Procédure devant la Cour :
Par, I°, une requête et un mémoire enregistrés le 14 mars et le 21 avril 2017 sous le n° 17MA01054, le préfet du Gard demande à la Cour :
1°) d'annuler ce jugement du tribunal administratif de Nîmes du 2 février 2017 ;
2°) de rejeter la demande présentée par Mme D... devant ce tribunal ;
3°) d'opérer une substitution de base légale en faisant application des dispositions du 6° de l'article L. 511-1 du code de l'entrée et du séjour des étrangers et du droit d'asile.
Il soutient que :
- la décision fixant le pays de destination ne porte pas une atteinte disproportionnée au droit au respect à la vie privée et familiale de Mme D... ;
- aucune disposition législative ou réglementaire ne prévoit qu'en cas d'annulation de la décision fixant le pays de destination, l'intéressé doit être mis en possession d'un titre de séjour à la différence de l'annulation de l'obligation de quitter le territoire ;
- la décision portant obligation de quitter le territoire n'a pas été prise en méconnaissance des dispositions de l'article L. 743-2 du code de l'entrée et du séjour des étrangers et du droit d'asile, dès lors que Mme D... a perdu le droit de se maintenir sur le territoire français ;
- la décision portant obligation de quitter le territoire n'a pas été prise en méconnaissance des stipulations de l'article 8 de la convention européenne de sauvegarde des droits de l'homme et des libertés fondamentales dès lors notamment que le père de l'intéressée qui déclare souffrir de troubles psychiatriques ne démontre pas l'exceptionnelle gravité de sa pathologie et peut bénéficier de soins appropriés dans son pays d'origine ;
- la décision fixant le pays de destination n'est pas dépourvue de base légale ;
- cette décision n'est entachée ni d'une erreur manifeste d'appréciation au regard de sa situation, ni d'une méconnaissance des stipulations de l'article 8 de la convention européenne de sauvegarde des droits de l'homme et des libertés fondamentales ;
- cette décision ne méconnaît ni les stipulations de l'article 3 de la convention européenne de sauvegarde des droits de l'homme et des libertés fondamentales, ni les dispositions de l'article L. 513-2 du code de l'entrée et du séjour des étrangers et du droit d'asile dès lors que Mme D... n'a pas apporté les justificatifs prouvant les menaces invoquées à l'appui de sa demande.
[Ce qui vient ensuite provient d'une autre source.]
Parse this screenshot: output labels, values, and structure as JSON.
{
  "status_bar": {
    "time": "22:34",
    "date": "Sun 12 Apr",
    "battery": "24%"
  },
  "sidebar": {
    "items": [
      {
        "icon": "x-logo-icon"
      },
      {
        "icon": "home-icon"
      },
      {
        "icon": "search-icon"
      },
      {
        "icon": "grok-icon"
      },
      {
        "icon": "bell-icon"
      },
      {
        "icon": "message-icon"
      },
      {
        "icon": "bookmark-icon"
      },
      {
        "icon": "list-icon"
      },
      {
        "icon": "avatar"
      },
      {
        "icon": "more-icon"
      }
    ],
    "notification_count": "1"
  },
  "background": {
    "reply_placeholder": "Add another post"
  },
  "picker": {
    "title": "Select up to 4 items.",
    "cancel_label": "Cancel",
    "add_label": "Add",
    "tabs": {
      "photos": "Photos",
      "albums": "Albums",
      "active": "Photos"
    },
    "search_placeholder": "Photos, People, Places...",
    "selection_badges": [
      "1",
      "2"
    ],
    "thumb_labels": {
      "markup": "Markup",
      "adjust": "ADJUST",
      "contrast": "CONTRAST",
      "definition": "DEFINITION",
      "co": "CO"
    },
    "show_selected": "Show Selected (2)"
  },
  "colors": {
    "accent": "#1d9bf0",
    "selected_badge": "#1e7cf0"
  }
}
Par un mémoire en défense enregistré le 11 avril 2017, Mme D... conclut au rejet de la requête, à la mise à la charge de l'Etat d'une somme de 900 euros en application des dispositions combinées des articles L. 761-1 du code de justice administrative et 37 de la loi du 10 juillet 1991 et par la voie de l'appel incident à l'annulation du jugement du tribunal administratif de Nîmes du 2 février 2017 en tant qu'il rejette la demande d'annulation de la décision portant obligation de quitter le territoire.
Elle soutient que :
- la décision portant obligation de quitter le territoire a été prise en méconnaissance de son droit au maintien sur le territoire au titre de l'asile dès lors que la procédure de réexamen de sa demande d'asile était encore pendante ;
- sa situation n'entre dans aucun des cas prévus à l'article L. 743-2 du code de l'entrée et du séjour des étrangers et du droit d'asile pour lesquels le droit au maintien sur le territoire peut être refusé à un demandeur d'asile ;
- la décision contestée viole l'article L. 511-1 6° de ce même code ;
- la décision fixant le pays de destination est illégale par voie d'exception de l'illégalité de la décision portant obligation de quitter le territoire ;
- elle est entachée d'une erreur manifeste d'appréciation quant à ses conséquences ;
- elle viole l'article 8 de la convention européenne de sauvegarde des droits de l'homme et des libertés fondamentales dès lors que son père ne peut bénéficier d'un traitement approprié à sa pathologie en Albanie et que la décision contestée entraînerait sa séparation d'avec l'un de ses parents ;
- elle méconnaît l'article L. 513-2 du code de l'entrée et du séjour des étrangers et du droit d'asile dès lors qu'un retour en Albanie l'exposerait à des risques sérieux d'atteintes à sa vie et à son intégrité corporelle.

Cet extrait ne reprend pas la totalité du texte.